Ruling targets Random roadside stops and Racial Profiling

Ruling targets Random roadside stops and Racial Profiling

“As a society, we cannot wait for a part of the population to continue to suffer in silence in the hope that a rule of law will finally receive from the police services an application that respects the fundamental rights guaranteed by the Charter….
Racial profiling does exist. It is not a laboratory-constructed abstraction … It is a reality that weighs heavily on Black communities. It manifests itself in particular with Black drivers of motor vehicles.”

The ruling handed down by Justice Michel Yergeau of the Quebec Superior Court on October 25, struck at the heart of an injustice that has been plaguing minorities in Quebec for decades.
Although the justice has made it clear that this was not his intention, racial profiling and police abuse of power when dealing with minorities are also manifestation of the systemic racism that continues to hobble some of the most vulnerable in this province.
In his ruling Justice Yergeau is ordering police officers to abandon the concept of randomness when stopping drivers.
It came in a case brought by 22 year-old Joseph-Christopher Luamba, a Black Montrealer who suffered the indignity of being stopped by police without just cause.
He case supported by the Canadian Civil Liberties Association argued that his rights under the Canadian Charter were being violated.
Justice Yergeau was in full agreement, stating that there was ample evidence that arbitrary power granted to the police to carry out random roadside stops without cause was being misused in many instance as “a safe conduit for racial profiling against the Black community.”
“The rule of law thus becomes … a breach through which this sneaky form of racism rushes in.”
In his ruling he is allowing a six-month delay until the rules random stops are officially invalid.

For more than two decades, random, roadside stops have been justified by the courts and by Quebec’s provincial Highway Safety Code.
Yergeau wrote it was time for the justice system to declare this power, which violates certain constitutional rights, obsolete and inoperable, as well as the article of that allows it.
Anecdotal evidence as well recent data by researchers show that Blacks, Indigenous People and Arabs are several times more likely to be stopped by police in the Greater Montreal Area than white people.
The ruling has been celebrated by community group and civil right organizations however it provoked a troubling reaction from Quebec Premier Francois Legault, who suggested that police officers should be given a free hand in the execution of their duties.
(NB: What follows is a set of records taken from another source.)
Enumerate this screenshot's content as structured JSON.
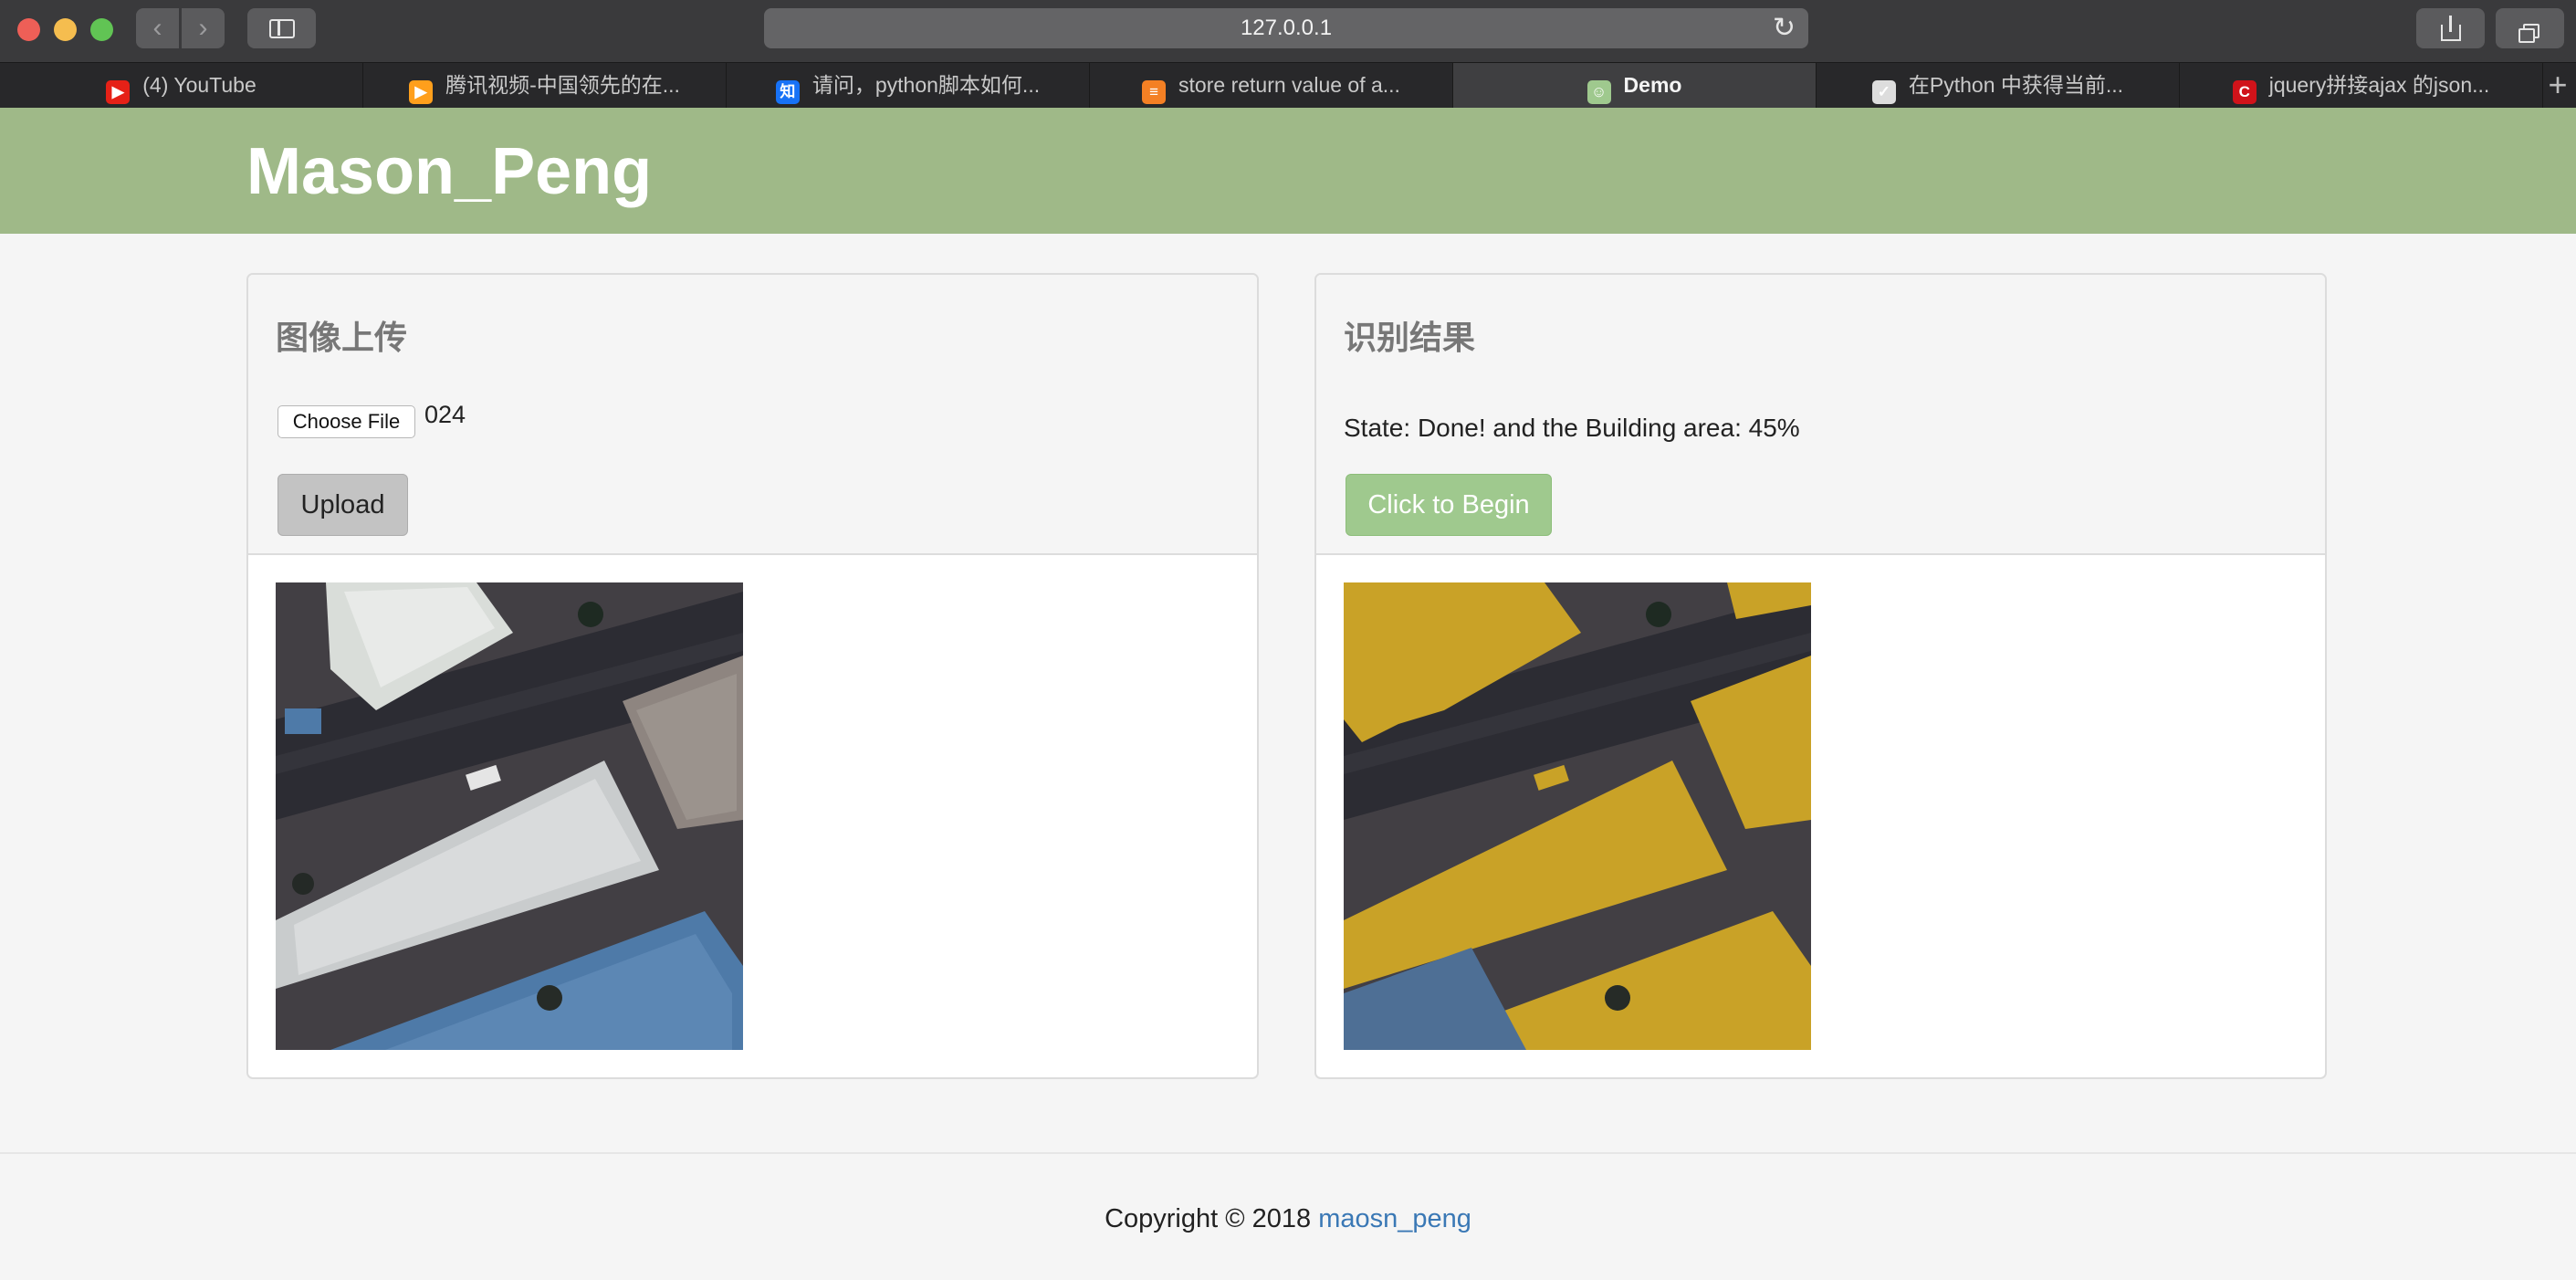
{
  "browser": {
    "url": "127.0.0.1",
    "tabs": [
      {
        "label": "(4) YouTube",
        "icon": "youtube-icon",
        "color": "#e62117",
        "glyph": "▶"
      },
      {
        "label": "腾讯视频-中国领先的在...",
        "icon": "tencent-video-icon",
        "color": "#ff9f1c",
        "glyph": "▶"
      },
      {
        "label": "请问，python脚本如何...",
        "icon": "zhihu-icon",
        "color": "#1772f6",
        "glyph": "知"
      },
      {
        "label": "store return value of a...",
        "icon": "stackoverflow-icon",
        "color": "#f48024",
        "glyph": "≡"
      },
      {
        "label": "Demo",
        "icon": "demo-icon",
        "color": "#9fc98e",
        "glyph": "☺"
      },
      {
        "label": "在Python 中获得当前...",
        "icon": "page-icon",
        "color": "#dddddd",
        "glyph": "✓"
      },
      {
        "label": "jquery拼接ajax 的json...",
        "icon": "csdn-icon",
        "color": "#d0131a",
        "glyph": "C"
      }
    ],
    "active_tab": 4
  },
  "header": {
    "brand": "Mason_Peng"
  },
  "upload_panel": {
    "title": "图像上传",
    "file_button": "Choose File",
    "file_name": "024",
    "upload_button": "Upload"
  },
  "result_panel": {
    "title": "识别结果",
    "state": "State: Done! and the Building area: 45%",
    "begin_button": "Click to Begin"
  },
  "footer": {
    "copyright": "Copyright © 2018",
    "author": "maosn_peng"
  },
  "colors": {
    "header_green": "#9fb988",
    "begin_green": "#9fc98e",
    "building_overlay": "#c9a227",
    "link_blue": "#3a78b5"
  }
}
“When we’re talking about random stops, we have to understand that we need police officers to do their jobs,”

And then in a statement in French he directly targeted Black and other minorities saying.

“When we see the violence that there is in Montreal, in certain neighborhoods … I have full trust in the police and it’s important to support them.”

The premier’s reactions is evidence enough of the unwilling of politicians to tackle the tough decisions needed to change the culture of distrust and hostility that permeates many police departments in Quebec when it comes to Blacks and other minorities.
And it makes it even more urgent for the justice system to reign in a behavior that is having a debilitating impact of the lives of many vulnerable Quebecers.
Justice Yergeau is not convinced that the multiple efforts at training and mentoring to tackle racial profiling is leading to positive results when it comes to random police stops and racialized Quebecers.